Extract
Schema-driven AI extraction for precise structured data.
The Extract module pulls nested, precise properties out of chaotic, flat files. By providing a standard JSON Schema, you instruct the AI engine to locate, format, and return a matching JSON object, effectively turning unstructured documents into structured data records.
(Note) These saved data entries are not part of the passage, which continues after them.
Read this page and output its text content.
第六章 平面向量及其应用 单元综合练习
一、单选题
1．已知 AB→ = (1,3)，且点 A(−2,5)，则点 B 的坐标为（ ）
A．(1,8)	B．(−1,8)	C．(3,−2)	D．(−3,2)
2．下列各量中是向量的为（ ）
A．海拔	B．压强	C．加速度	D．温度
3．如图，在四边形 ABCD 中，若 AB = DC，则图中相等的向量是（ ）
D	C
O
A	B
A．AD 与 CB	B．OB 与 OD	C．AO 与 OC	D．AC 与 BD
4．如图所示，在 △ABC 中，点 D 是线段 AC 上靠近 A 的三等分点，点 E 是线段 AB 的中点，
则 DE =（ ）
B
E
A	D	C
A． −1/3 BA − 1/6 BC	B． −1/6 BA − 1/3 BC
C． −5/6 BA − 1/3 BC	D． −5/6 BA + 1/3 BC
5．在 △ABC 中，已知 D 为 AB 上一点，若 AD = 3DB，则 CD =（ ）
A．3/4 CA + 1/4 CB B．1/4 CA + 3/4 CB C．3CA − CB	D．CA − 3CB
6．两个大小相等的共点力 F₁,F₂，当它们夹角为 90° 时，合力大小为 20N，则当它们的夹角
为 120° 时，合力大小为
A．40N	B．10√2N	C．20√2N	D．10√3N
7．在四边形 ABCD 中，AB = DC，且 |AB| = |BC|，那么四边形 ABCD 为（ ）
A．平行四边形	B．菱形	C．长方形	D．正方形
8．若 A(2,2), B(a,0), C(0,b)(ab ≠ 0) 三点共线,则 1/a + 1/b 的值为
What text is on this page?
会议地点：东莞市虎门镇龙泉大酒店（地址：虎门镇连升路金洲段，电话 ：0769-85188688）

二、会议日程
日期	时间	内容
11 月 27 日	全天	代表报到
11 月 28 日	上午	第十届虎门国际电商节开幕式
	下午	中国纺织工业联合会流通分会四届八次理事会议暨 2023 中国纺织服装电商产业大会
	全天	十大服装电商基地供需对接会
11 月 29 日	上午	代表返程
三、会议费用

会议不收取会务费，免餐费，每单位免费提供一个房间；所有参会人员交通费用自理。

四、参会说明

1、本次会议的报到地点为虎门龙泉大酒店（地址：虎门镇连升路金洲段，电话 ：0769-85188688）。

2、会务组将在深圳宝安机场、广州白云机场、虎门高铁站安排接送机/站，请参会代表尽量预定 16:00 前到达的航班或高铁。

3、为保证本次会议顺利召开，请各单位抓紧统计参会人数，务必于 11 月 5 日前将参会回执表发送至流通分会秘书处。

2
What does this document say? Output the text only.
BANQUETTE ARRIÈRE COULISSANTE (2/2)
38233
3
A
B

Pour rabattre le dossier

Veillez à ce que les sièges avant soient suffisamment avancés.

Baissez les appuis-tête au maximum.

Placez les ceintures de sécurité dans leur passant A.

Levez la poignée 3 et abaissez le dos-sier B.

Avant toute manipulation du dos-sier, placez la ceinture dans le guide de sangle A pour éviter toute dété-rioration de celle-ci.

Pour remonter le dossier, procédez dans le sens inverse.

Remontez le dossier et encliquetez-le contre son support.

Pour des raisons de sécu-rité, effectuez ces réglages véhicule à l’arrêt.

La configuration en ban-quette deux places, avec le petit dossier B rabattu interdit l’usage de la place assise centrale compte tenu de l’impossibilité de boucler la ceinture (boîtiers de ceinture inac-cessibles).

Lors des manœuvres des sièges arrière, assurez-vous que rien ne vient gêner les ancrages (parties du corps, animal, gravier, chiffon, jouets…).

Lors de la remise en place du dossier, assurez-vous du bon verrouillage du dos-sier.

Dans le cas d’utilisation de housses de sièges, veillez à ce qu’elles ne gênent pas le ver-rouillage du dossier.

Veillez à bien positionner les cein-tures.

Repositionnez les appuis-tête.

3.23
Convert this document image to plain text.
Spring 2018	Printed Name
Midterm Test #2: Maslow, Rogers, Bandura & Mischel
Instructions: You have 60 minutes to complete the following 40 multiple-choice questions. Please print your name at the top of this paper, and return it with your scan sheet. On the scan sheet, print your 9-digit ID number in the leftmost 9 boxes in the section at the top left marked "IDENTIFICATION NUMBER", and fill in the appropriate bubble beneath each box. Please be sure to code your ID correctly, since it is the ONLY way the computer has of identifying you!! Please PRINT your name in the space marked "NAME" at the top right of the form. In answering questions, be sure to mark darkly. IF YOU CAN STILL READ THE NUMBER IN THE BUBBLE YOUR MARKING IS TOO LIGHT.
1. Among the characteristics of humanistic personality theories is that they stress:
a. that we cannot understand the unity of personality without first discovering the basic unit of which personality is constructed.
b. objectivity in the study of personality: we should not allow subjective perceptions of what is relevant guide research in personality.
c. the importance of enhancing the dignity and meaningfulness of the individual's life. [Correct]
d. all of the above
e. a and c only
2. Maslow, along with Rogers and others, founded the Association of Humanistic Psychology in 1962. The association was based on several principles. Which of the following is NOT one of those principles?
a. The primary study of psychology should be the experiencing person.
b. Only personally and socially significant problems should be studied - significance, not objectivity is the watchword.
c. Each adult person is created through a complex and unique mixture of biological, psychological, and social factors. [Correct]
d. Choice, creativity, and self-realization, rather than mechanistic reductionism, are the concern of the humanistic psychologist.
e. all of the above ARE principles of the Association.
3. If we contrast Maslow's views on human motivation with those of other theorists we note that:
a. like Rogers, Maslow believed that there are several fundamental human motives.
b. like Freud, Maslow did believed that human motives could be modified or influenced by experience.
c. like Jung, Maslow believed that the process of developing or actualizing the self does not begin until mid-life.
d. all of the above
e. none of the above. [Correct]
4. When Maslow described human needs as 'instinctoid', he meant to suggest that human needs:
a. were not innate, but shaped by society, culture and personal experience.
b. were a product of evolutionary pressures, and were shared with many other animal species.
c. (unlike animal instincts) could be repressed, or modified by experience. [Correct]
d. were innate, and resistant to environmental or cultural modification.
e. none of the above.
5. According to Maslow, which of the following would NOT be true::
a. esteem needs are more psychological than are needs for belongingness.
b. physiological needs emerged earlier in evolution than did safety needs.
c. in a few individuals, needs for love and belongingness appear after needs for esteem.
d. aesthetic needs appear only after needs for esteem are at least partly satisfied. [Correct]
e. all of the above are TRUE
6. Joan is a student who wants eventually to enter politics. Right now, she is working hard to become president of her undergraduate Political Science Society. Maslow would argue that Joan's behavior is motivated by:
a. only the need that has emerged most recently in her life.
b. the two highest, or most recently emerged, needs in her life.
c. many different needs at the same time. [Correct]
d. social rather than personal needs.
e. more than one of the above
┌───────────────┐ ┌─────────────────────────┐
│ Raw Document │ ┌───────────────────┐ │ Extracted JSON Output │
│ (Invoice PDF) │ ───► │ AI Engine │ ───► │ { │
│ │ │ + User Schema │ │ "totalAmount": 450, │
│ │ └───────────────────┘ │ "invoiceNumber": ... │
└───────────────┘ │ } │
└─────────────────────────┘- Guaranteed Schema Adherence: The output always matches your provided JSON Schema.
- Complex Data Extraction: Easily extract nested arrays (like invoice line items) or deep hierarchical objects.
- Contextual Instructions: Append custom instructions to guide the AI's logic for specific fields.
🏗️ Configuration
The Extract module is defined within the extractionConfig block.
Parameters
| Parameter | Type | Required | Description |
|---|---|---|---|
jsonSchema | object | Yes | A valid JSON Schema (Draft 7+) defining the desired output structure. |
llmId | UUID | No | Reference to a pre-saved LLM configuration ID to use for extraction. |
llmConfig | object | No | Inline LLM configuration (overrides llmId or workspace defaults). |
systemPromptAppend | string | No | Extra instructions for the AI (e.g., "Only extract values in USD"). |
🛠️ Extraction Operations
Extraction is typically performed as part of a stateless process run. For a detailed technical reference of every field and parameter, see the API Process Reference.
Execute an Extraction Run
To extract structured data, submit a process request to your workspace with an extractionConfig.
curl -X POST "https://api.axelered.com/v1/w/{workspace_id}/process" \
-H "Authorization: Bearer YOUR_API_KEY" \
-H "Content-Type: application/json" \
-d '{
"config": {
"extractionConfig": {
"jsonSchema": {
"type": "object",
"properties": {
"invoiceNumber": { "type": "string" },
"totalAmount": { "type": "number" }
},
"required": ["invoiceNumber", "totalAmount"]
}
}
},
"files": [
{
"url": "https://example.com/invoice.pdf"
}
]
}'The structured result will be available via the extractionUrl returned in the task documents list once the run reaches a completed state.
Read & List Results
To retrieve extracted data across one or multiple documents, use the following endpoints:
- List Extractions: Retrieve all extracted JSON objects for a complete run.
- Read Document Extraction: Directly access the extraction result for a specific document.